Alibaba’s Tmall has welcomed a host of international brands onto its platform over the past months from Timberlands to Levi’s, and they are now targeting one of the country’s fastest growing vices: fine wine.
The Chinese internet giant revealed a partnership yesterday with Constellation Brands yesterday, the parent company of Robert Mondavi wines. The agreement will see a a handful of Mondavi wines sold on the Tmall Global platform, including a pinot noir and a cabernet sauvignon.

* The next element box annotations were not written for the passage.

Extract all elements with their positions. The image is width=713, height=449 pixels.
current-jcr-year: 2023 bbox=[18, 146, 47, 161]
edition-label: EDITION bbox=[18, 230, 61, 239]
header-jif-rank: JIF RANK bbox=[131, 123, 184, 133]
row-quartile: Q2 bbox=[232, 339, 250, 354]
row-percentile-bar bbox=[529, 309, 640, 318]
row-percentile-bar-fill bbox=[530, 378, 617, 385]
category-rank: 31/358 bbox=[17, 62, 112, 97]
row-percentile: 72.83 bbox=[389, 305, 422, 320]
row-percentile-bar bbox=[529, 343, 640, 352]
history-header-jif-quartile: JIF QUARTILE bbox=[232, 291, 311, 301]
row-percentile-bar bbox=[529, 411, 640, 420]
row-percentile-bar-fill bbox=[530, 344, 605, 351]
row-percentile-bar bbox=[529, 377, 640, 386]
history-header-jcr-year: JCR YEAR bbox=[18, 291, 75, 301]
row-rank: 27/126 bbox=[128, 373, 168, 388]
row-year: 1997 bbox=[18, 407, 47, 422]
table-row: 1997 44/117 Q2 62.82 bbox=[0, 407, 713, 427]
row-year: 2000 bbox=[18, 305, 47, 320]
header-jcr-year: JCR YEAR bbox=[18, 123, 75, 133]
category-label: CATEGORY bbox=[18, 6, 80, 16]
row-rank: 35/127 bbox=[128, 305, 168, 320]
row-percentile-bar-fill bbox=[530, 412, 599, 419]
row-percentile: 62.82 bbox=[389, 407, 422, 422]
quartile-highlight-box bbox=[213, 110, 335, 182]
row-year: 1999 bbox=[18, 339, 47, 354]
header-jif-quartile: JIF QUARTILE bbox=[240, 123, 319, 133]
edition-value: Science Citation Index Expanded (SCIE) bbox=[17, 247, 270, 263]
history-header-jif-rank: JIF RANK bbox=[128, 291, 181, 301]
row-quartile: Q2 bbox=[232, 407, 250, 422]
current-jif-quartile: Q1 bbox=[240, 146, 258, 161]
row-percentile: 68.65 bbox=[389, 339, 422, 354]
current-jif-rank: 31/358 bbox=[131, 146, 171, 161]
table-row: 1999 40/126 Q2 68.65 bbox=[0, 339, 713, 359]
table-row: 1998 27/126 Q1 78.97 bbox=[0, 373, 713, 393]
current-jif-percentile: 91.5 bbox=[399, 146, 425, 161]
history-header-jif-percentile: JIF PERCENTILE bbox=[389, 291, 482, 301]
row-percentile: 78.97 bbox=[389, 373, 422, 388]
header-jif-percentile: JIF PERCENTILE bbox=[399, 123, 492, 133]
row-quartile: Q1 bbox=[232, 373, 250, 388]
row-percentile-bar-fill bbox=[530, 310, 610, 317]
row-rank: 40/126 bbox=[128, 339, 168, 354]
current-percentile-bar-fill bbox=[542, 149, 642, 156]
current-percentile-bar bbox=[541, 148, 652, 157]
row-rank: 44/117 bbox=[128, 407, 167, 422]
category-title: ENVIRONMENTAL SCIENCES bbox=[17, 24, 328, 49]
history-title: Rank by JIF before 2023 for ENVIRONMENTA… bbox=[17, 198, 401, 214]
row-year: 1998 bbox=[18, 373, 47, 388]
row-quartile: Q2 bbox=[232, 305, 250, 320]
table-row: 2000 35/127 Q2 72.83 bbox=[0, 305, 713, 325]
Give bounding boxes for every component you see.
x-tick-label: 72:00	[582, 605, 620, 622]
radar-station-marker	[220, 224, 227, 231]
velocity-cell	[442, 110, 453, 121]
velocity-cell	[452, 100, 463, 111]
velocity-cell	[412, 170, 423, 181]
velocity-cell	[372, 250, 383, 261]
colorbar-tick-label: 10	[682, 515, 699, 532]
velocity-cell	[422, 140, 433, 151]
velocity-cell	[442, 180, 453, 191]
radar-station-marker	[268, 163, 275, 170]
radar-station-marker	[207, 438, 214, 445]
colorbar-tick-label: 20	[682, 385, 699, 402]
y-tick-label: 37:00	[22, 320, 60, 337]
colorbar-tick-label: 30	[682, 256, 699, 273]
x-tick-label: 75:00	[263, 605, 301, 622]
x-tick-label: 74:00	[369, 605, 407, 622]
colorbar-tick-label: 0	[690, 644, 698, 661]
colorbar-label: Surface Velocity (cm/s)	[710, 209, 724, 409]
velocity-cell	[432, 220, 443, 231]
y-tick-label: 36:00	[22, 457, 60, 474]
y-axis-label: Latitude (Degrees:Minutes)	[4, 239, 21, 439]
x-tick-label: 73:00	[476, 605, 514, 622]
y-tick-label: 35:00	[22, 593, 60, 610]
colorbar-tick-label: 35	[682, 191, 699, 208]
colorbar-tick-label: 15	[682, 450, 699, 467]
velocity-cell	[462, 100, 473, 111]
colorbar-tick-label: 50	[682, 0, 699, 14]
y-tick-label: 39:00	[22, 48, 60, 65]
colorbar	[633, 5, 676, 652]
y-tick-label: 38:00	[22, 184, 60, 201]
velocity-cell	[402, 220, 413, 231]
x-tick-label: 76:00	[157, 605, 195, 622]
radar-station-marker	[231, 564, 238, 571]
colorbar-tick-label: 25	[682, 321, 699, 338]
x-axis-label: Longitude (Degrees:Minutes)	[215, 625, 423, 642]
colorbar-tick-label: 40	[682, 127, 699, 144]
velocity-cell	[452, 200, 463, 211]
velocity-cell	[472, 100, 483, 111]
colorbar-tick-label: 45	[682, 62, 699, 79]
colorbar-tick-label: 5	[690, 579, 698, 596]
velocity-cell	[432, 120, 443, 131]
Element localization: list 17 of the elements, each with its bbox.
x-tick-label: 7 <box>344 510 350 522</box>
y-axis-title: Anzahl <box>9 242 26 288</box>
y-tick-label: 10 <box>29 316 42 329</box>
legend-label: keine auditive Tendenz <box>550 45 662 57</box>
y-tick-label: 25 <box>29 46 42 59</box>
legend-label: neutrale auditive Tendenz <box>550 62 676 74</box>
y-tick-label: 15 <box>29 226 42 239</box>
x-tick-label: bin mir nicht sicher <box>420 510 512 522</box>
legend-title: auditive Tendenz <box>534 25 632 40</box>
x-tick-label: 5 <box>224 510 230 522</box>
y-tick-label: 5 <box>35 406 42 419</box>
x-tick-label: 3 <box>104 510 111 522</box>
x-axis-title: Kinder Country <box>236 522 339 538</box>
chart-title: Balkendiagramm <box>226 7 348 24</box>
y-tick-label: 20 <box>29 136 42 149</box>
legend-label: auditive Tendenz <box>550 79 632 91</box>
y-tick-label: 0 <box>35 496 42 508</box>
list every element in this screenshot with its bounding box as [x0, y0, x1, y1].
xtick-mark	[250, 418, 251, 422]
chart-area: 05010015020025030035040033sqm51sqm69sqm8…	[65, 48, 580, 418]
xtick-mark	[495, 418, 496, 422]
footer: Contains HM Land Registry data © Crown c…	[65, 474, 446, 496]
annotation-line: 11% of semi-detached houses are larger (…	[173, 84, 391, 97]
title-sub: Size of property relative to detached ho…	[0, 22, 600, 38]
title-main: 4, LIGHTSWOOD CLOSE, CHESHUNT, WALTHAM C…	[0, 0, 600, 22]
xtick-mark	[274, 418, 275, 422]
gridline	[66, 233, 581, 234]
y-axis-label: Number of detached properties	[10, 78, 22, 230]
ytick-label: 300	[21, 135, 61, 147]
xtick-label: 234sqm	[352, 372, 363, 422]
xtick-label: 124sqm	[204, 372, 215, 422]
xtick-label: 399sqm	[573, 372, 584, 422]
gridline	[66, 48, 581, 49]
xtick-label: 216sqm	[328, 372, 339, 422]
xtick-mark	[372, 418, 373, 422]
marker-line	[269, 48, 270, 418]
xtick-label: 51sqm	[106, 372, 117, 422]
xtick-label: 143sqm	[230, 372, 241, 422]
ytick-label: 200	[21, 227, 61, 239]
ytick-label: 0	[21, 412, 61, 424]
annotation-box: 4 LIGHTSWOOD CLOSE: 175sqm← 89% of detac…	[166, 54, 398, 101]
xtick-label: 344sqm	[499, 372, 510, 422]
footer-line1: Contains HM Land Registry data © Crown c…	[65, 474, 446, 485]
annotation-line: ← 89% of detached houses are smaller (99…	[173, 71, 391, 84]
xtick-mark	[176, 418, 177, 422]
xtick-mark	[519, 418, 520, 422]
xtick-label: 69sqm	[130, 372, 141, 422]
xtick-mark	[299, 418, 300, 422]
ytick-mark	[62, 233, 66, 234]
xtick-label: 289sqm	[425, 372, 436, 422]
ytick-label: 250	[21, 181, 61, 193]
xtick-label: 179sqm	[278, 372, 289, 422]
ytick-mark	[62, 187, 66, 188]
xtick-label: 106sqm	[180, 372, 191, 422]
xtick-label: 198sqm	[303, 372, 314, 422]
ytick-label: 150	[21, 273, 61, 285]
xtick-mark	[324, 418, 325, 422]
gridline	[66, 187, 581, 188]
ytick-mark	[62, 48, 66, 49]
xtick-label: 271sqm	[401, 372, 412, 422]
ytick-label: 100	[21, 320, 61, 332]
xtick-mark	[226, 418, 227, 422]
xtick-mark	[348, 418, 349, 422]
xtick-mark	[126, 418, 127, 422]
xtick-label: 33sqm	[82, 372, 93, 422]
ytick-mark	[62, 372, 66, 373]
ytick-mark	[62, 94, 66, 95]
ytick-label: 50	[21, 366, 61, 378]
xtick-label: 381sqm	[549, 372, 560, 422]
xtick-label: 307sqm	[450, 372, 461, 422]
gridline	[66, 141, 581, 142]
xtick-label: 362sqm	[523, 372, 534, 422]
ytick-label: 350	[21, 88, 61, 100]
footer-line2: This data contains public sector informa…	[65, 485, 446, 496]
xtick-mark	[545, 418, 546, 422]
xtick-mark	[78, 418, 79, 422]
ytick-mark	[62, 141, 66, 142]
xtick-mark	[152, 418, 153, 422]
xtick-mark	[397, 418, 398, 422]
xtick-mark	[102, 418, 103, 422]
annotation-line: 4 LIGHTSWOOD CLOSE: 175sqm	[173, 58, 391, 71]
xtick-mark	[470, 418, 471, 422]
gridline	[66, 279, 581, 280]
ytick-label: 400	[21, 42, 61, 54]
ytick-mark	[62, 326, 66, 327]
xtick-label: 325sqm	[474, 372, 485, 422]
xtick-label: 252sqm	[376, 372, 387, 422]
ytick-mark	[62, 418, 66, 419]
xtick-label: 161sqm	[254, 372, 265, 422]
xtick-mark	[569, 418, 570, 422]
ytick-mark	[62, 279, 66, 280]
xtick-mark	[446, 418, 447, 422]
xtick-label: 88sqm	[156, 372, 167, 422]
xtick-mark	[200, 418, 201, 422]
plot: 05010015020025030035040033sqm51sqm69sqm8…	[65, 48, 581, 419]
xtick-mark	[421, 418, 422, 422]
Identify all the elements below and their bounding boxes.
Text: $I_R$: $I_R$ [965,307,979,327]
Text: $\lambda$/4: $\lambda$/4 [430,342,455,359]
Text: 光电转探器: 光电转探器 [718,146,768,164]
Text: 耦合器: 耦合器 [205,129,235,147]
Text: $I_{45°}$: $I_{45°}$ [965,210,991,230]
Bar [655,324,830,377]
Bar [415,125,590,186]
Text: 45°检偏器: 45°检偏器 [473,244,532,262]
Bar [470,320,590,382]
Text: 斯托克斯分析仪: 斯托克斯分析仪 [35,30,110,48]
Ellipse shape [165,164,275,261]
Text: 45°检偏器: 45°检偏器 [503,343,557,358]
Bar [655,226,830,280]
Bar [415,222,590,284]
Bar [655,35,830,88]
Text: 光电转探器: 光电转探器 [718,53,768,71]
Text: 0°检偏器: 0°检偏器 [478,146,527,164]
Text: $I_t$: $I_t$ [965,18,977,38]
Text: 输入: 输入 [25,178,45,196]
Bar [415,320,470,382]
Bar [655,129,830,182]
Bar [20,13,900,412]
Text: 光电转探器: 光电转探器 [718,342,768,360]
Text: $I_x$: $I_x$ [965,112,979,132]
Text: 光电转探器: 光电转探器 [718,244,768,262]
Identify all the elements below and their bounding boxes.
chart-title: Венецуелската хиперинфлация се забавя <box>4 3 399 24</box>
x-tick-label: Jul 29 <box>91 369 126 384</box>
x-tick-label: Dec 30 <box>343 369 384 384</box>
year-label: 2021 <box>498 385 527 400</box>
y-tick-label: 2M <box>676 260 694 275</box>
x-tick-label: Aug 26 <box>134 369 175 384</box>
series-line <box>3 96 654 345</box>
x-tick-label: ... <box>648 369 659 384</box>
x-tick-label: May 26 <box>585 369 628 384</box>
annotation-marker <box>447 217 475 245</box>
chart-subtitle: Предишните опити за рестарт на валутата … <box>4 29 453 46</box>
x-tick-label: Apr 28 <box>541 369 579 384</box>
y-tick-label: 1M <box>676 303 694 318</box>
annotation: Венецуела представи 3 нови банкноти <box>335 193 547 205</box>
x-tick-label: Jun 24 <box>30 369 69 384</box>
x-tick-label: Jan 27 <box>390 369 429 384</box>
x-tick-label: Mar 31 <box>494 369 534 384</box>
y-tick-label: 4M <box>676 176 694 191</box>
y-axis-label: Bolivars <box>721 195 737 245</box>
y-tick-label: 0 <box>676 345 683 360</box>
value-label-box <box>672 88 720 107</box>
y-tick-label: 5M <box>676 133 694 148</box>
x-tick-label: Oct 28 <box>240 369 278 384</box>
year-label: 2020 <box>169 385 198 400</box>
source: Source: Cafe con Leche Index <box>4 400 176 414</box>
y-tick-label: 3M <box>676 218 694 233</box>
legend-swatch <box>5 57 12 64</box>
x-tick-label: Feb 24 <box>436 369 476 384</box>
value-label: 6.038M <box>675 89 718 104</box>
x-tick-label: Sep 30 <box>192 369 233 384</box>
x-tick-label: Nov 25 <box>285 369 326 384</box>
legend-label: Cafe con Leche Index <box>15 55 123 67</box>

China’s appetite for fine wine has exploded in the last decade and a half, with consumption up almost 50% since 2000. The market took a hit in 2014 following Xi Jinping’s government austerity program, which aimed to crack down on corruption and frivolous spending by government officials. The policy had wide scale effect on restaurants, wine distributors and other consumables.
Those selling wines in China now pin their hopes on an increasingly wine savvy growing middle class, who have an appetite for travel and an appreciation of foreign wine. Alibaba’s move is a no-brainer, as Chinese tourists to the Mondavi winery now make up almost a third of their visitors. Famously, retired Chinese NBA player Yao Ming bought grapes from Napa Valley to launch his own wine label in 2011, which raised the profile of the American wine region back in China where he enjoys a star status.
Chinese people have been early adopters when it comes to buying their alcohol online. A recent report on the country’s group buying sites showed that food and beverage sales amounted to 60% of total sales at 48.3 billion RMB ($7.76 billion USD).
There have also been a number of successful entrants in China’s O2O wine, beer and spirits delivery market. In July this year liquor e-retailer Jiuxian raised $80 million USD from a series of sate owned banks. The same company runs a specialized wine division called Jiukuaidao [Alcohol Coming] which partners with around 100 wine enterprises.
Alibaba’s partnership with Robert Mondavi wines also marks the opening of a new specialized mall, “Tmall Vineyard Direct,” where it s expected that more high profile foreign wines will soon be added. The deal will hopefully boost the profile of American wines in China, exports of which have dwindled in the past year. Though they have a long way to go, with French wines accounting for over a third of imported wines as China’s favorite foreign producer.